Hallo, ich habe eine Frage, für die ich etwas weiter ausholen muss, also macht es euch gemütlich. Ich schreibe einfach mal, was passiert ist.

Also, mal ganz zu Anfang: ich bin mir nicht sicher, aber es könnte sein, dass ich fast in die Magersucht reingerutscht wäre, Ich weiß, vermutlich würde eine magersüchtige Person das nicht so sagen, aber egal.

Erst habe ich mich sehr ausführlich über das Thema Anorexie informiert. Ich wollte so aussehen, wie eine Person aus einer Serie. Diese ist allerdings magersüchtig. Aber ich fand sie schön. Dann habe ich angefangen, ich mehrmals am Tag zu wiegen. (Momentan w/15 1,68m/56,5 kg; meine Freundinnen wiegen alle bedeutend weniger :/)

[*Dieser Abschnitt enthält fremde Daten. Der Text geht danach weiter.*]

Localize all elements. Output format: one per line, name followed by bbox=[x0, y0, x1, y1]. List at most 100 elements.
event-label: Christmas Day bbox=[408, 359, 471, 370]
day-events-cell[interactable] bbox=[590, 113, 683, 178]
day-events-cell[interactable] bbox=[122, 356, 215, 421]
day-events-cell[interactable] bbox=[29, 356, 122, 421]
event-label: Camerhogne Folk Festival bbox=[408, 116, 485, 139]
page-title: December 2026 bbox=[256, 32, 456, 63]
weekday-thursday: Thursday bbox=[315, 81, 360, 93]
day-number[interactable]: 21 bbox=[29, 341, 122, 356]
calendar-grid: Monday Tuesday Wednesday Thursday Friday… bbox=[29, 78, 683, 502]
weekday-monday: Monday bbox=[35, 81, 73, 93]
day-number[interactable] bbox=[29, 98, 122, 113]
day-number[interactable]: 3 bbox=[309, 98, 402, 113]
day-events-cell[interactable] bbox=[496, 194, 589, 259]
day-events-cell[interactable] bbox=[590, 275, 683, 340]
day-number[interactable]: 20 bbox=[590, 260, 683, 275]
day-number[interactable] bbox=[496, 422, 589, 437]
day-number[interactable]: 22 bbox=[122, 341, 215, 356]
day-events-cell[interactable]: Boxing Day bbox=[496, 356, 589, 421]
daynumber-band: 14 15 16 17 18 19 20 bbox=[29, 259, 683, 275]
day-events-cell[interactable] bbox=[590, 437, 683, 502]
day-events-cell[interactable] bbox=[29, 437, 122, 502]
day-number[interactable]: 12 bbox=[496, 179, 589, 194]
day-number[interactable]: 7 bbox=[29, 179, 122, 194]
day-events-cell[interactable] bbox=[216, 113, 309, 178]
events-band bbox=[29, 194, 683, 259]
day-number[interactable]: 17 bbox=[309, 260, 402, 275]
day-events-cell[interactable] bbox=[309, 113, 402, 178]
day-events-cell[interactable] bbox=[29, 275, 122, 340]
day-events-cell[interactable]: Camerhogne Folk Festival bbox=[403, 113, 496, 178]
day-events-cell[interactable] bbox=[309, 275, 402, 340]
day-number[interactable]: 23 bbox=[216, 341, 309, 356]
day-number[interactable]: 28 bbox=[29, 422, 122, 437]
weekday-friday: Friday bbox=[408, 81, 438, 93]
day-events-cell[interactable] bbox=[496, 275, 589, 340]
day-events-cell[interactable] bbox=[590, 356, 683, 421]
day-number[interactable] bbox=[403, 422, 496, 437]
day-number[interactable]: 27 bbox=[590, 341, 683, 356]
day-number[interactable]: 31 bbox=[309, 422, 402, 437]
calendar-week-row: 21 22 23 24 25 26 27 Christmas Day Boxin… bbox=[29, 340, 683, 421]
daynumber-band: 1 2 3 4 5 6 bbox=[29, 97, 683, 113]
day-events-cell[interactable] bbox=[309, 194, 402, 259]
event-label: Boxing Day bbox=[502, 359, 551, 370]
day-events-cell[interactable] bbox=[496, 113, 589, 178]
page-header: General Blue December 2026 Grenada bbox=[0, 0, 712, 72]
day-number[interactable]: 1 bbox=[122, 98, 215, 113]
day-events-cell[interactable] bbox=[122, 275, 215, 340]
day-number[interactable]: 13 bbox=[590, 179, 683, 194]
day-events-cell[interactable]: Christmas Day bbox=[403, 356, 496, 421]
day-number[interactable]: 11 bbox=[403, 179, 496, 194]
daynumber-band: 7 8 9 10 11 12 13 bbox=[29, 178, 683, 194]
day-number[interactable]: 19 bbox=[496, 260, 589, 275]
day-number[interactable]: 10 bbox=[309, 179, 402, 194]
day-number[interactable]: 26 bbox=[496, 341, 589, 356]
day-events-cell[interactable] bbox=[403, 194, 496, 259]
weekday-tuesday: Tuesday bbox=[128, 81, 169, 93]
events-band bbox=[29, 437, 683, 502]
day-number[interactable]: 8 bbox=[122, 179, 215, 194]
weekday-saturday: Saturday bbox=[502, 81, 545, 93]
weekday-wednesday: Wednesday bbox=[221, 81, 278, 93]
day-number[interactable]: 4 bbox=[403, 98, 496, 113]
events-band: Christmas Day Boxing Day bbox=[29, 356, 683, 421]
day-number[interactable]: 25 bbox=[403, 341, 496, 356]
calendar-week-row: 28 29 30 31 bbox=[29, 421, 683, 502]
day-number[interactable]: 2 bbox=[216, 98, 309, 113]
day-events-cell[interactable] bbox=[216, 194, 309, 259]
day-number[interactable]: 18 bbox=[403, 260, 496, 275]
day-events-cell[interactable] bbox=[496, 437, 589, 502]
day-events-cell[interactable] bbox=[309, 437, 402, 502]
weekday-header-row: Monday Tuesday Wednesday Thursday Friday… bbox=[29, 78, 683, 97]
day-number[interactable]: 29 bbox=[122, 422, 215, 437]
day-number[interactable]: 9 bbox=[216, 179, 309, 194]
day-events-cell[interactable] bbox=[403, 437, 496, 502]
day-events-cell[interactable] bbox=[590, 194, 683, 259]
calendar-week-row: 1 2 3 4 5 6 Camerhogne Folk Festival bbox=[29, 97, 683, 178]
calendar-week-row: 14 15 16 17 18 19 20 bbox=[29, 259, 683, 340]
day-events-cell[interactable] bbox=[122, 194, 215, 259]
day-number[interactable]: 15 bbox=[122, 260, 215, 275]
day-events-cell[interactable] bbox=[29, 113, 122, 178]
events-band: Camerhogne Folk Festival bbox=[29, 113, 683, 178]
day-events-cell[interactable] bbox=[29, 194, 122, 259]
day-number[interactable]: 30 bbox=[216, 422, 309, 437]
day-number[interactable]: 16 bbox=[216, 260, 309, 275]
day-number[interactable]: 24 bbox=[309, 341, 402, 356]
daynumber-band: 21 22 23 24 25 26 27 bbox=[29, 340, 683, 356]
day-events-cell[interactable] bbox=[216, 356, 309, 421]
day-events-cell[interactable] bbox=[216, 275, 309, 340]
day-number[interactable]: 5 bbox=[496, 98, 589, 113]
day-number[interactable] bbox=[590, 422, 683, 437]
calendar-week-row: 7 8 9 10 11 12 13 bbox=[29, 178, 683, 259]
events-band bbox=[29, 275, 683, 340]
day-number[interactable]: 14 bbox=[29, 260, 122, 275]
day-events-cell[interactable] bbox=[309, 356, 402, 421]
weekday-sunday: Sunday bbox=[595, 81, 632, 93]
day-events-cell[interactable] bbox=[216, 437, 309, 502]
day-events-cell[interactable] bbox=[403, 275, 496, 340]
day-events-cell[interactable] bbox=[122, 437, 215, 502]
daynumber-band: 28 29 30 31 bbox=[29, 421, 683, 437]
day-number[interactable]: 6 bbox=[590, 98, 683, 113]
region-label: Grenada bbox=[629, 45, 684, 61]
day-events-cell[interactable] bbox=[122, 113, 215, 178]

Irgendwann habe ich angefangen, in der Schule nichts mehr zu essen. Zu Hause habe ich aber manchmal noch was gegessen. Deshalb habe ich ein wirklich schlechtes Gewissen. Ich habe Angst, dass ich all das unterbewusst nur für Aufmerksamkeit getan habe. (Zur Erklärung: Ich habe eine Freundin, die alles dafür tut um im Mittelpunkt zu stehen, ich möchte nicht so sein wie sie) Aber wen ich essen würde, hätte ich das Gefühl, dass alle denken, ich würde das eh nur für Aufmerksamkeit machen. Außerdem fühle ich mich, als würden alle, die mich essen sehen, denken: "Wieso isst sie denn so viel?" Hinzu kommt, das ich, wie soll ich sagen, es gar nicht sooooooo schlimm fände, magersüchtig zu sein bzw. deswegen behandelt zu werden. Vielleicht liegt das daran, dass ich lange Zeit meinen Freundinnen mit ihren Problemen geholfen habe, obwohl ich selbst welche hatte. Aber diese erschienen mir nicht so wichtig. Das klingt egoistisch, aber vielleicht möchte ich unterbewusst einfach nur mit jemandem reden. Ich habe irgendwann angefangen, wenn ich alleine war, so lange wie möglich nichts zu essen und saß teilweise 1,5 Stunden am isch und habe überlegt, ob ich esse. Ich habe so kalt geduscht, dass mir schwindelig war und ich Kopfschmerzen hatte, habe auf nüchternen Magen 100 Hampemänner gemacht. Allerdings war ich nie untergewichtig und habe es nie geschafft, länger durchzufasten.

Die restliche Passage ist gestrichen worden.